La extensión de exenciones es el caso menos clamoroso de esta fórmula. No hay que olvidar que el Estado ya financia, aunque con cantidades menores, a las confesiones islámica, evangélica y judía. El café religioso para todos no es una idea nueva. Lo que sí es dudoso es que sea la fórmula adecuada para encarar los desafíos por venir y responder a preguntas básicas. ¿Qué es un Estado aconfesional? ¿Aquel que iguala por abajo o por arriba las exenciones fiscales? ¿Aquel sin enseñanza de Religión católica ni ninguna otra en las aulas públicas o aquel con asignaturas de Religión católica, islámica judía y más? ¿Aquel sin casilla de la Iglesia en el IRPF o aquel con cuatro o cinco casillas religiosas? ¿Aquel sin capillas católicas en las universidades públicas o aquel con capillas multiconfesionales, como defendía el programa electoral del PSOE en 2016? No son cuestiones menores. El debate sobre el papel de la religión en la las sociedades modernas, particularmente en su espacio público, está ya vivo e irá ganando peso con cambios sociodemográficos y culturales que hoy apenas vislumbramos, pero sobre los que seguro que estaremos mejor preparados cuanto más claras hayan quedado unas reglas del juego iguales para todos. Si hasta la laica Francia está sufriendo tensiones por debates connotadas por la religión como el del velo, es previsible que cuando en España eclosione con toda su fuerza la cuestión nos pille sin los deberes hechos.

¿Qué es un Estado aconfesional? ¿Aquel sin enseñanza de Religión católica o aquel con asignaturas de Religión católica, islámica judía y más? ¿Aquel sin casilla de la Iglesia en el IRPF o aquel con cuatro o cinco casillas religiosas?

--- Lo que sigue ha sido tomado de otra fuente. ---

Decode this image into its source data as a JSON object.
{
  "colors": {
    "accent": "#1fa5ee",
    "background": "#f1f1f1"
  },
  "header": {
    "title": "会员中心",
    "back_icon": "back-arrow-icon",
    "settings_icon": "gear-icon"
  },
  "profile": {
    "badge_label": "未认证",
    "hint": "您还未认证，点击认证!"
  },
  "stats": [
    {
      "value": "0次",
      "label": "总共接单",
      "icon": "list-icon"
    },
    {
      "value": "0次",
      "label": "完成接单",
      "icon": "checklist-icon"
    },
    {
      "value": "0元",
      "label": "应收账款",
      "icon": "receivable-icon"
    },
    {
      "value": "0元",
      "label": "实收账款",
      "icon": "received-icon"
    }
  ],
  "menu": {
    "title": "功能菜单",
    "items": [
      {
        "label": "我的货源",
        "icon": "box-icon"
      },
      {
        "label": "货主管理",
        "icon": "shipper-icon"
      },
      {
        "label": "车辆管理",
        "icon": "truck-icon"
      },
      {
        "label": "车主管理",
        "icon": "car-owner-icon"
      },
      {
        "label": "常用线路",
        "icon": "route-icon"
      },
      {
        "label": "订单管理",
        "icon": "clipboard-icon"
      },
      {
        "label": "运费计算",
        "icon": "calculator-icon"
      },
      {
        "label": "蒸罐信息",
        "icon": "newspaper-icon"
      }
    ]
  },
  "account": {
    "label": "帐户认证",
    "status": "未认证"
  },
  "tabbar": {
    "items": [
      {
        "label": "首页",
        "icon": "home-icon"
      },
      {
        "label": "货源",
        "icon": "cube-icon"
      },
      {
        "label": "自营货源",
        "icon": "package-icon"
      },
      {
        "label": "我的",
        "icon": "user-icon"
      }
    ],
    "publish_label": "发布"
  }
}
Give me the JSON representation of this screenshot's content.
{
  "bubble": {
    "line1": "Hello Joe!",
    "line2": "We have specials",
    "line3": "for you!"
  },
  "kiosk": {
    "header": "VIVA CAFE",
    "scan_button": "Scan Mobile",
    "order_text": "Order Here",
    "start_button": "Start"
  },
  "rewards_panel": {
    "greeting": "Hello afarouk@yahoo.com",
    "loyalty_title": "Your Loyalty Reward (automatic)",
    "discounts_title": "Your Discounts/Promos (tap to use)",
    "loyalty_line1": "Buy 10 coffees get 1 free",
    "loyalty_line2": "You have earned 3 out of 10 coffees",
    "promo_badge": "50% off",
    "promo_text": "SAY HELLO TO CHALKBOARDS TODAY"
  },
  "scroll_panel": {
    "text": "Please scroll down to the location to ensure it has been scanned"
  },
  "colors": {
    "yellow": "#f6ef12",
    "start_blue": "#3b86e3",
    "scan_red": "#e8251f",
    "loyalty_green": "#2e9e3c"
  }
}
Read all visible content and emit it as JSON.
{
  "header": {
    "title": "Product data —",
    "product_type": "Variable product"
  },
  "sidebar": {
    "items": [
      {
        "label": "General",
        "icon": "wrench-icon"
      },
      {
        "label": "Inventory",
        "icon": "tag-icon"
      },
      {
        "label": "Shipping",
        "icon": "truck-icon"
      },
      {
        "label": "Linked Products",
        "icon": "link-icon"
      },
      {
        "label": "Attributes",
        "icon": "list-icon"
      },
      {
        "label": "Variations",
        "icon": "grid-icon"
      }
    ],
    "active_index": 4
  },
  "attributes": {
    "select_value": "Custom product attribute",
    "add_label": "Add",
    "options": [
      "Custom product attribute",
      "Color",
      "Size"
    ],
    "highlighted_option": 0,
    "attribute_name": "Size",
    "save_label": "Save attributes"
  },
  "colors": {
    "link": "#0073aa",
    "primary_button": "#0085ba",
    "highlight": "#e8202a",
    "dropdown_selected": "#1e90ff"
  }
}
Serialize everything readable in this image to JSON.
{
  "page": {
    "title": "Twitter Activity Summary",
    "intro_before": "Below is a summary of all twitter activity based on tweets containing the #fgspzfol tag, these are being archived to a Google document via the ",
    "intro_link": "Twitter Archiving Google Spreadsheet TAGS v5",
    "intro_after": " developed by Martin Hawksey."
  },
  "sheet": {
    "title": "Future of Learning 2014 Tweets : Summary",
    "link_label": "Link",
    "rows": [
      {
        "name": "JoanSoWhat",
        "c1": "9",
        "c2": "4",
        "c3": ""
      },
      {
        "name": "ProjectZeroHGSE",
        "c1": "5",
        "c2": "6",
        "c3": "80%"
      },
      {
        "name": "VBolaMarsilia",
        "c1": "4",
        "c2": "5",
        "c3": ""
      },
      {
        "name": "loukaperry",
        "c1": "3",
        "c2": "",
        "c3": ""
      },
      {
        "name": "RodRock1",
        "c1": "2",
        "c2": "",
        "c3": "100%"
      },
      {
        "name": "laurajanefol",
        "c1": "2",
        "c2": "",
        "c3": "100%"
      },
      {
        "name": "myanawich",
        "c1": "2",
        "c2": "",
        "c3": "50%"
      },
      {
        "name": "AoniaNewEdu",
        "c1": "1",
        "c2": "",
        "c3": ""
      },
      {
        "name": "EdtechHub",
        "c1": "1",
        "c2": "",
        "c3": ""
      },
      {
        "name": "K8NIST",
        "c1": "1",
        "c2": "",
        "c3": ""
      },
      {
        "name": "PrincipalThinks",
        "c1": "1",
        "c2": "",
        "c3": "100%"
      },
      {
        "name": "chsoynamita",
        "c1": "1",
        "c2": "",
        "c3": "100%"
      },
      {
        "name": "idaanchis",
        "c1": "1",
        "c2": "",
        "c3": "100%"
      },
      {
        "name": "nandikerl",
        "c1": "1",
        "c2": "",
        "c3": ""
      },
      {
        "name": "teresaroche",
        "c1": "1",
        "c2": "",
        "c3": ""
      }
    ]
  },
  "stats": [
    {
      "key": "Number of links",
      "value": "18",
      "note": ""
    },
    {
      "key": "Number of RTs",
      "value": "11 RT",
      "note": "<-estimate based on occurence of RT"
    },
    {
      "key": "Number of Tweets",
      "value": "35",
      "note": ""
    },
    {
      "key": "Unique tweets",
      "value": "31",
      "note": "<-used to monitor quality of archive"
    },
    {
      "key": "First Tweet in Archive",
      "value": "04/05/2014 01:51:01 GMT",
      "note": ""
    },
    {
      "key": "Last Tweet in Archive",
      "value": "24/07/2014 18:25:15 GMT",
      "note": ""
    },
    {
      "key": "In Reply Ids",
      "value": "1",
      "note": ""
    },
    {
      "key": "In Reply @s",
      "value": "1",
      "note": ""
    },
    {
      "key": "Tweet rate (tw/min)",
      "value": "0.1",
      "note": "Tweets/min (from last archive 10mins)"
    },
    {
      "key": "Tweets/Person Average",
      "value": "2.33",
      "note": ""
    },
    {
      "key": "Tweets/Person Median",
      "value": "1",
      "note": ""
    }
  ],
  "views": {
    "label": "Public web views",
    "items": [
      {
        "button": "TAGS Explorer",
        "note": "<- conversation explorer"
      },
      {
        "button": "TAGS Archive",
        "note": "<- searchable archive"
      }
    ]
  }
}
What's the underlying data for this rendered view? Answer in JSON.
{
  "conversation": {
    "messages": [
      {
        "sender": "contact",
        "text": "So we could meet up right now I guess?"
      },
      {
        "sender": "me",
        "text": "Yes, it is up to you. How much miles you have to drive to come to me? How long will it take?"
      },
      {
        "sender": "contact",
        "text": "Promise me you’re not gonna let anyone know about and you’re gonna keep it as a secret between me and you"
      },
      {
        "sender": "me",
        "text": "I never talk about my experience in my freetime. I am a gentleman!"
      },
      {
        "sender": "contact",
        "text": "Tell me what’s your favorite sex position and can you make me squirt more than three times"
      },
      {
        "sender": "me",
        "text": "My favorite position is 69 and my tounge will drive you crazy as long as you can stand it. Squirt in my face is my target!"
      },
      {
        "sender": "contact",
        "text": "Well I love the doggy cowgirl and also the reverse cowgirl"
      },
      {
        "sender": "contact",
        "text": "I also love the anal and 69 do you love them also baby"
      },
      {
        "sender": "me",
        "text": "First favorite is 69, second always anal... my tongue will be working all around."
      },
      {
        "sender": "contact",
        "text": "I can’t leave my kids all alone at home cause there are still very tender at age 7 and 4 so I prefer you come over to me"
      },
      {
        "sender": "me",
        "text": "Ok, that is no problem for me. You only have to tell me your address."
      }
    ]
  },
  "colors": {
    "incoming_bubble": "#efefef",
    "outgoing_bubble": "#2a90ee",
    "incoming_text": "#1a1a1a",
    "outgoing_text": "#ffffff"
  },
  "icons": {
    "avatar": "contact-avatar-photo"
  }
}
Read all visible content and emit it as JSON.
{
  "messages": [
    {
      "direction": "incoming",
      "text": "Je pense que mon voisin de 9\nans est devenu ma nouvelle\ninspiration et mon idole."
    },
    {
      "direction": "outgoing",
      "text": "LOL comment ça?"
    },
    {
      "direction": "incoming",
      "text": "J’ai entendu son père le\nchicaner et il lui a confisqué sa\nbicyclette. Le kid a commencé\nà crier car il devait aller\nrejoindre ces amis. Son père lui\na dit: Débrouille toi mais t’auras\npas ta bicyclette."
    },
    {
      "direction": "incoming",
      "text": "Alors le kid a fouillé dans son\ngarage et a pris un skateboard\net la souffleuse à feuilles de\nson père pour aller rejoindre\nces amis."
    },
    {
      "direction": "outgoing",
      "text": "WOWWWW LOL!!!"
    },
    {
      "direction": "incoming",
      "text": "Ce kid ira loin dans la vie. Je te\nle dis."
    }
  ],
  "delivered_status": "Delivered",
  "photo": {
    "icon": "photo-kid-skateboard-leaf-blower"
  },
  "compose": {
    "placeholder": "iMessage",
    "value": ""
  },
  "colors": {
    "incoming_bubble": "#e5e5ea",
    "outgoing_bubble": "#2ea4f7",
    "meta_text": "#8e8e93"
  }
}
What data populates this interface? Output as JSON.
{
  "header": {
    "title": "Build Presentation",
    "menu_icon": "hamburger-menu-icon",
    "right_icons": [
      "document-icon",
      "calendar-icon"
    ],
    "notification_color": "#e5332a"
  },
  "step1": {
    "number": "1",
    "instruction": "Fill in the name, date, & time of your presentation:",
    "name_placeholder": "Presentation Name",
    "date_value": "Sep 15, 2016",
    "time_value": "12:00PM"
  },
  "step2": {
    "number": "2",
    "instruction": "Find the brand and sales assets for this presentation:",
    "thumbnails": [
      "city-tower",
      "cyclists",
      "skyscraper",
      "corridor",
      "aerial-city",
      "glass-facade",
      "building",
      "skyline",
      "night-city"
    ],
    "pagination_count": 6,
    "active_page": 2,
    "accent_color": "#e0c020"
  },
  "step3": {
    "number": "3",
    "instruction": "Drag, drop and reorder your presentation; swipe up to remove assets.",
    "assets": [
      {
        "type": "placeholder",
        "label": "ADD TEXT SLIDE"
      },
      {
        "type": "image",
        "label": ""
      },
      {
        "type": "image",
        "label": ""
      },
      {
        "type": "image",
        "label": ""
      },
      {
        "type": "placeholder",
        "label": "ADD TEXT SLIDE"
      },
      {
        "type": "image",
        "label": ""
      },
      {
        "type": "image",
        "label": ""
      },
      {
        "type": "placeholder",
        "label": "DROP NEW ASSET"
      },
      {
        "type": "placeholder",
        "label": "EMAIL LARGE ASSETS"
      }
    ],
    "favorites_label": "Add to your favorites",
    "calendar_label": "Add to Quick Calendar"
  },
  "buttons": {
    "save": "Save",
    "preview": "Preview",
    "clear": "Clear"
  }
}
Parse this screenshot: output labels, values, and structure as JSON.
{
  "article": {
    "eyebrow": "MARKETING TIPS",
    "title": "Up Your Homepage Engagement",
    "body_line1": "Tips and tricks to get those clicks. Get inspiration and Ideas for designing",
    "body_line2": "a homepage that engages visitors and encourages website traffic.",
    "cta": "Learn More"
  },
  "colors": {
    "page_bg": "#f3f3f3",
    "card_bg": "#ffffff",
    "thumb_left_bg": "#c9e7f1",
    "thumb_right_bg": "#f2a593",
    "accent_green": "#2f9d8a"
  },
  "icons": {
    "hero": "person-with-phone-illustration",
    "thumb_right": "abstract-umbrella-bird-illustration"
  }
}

Bien está limar una desigualdad puntual en el trato a las religiones. Pero cuidado con desenfocar la cuestión o perder la perspectiva. El principal límite a la aconfesionalidad no es la desigualdad entre religiones, sino que una de ellas mantiene un estatus privilegiado en simbología, acceso a recursos públicos y posición en el sistema educativo, desde donde agrava el problema de la segregación con sus estrategias de selección de alumnos y desarrolla una continua tarea de irradiación ideológica por debajo del radar. Antes de celebrar como conquistas democráticas los pequeños logros de las pequeñas religiones, procede reflexionar sobre los grandes privilegios de la gran religión, tanto por garantizar la neutralidad del Estado como para equiparlo para las encrucijadas del futuro. De lo contrario, la aspiración ilustrada de aconfesionalidad, de una laicidad de inspiración republicana que garantice la libertad religiosa en igualdad, puede ser sustituida por un multicionfesinoalismo asimétrico.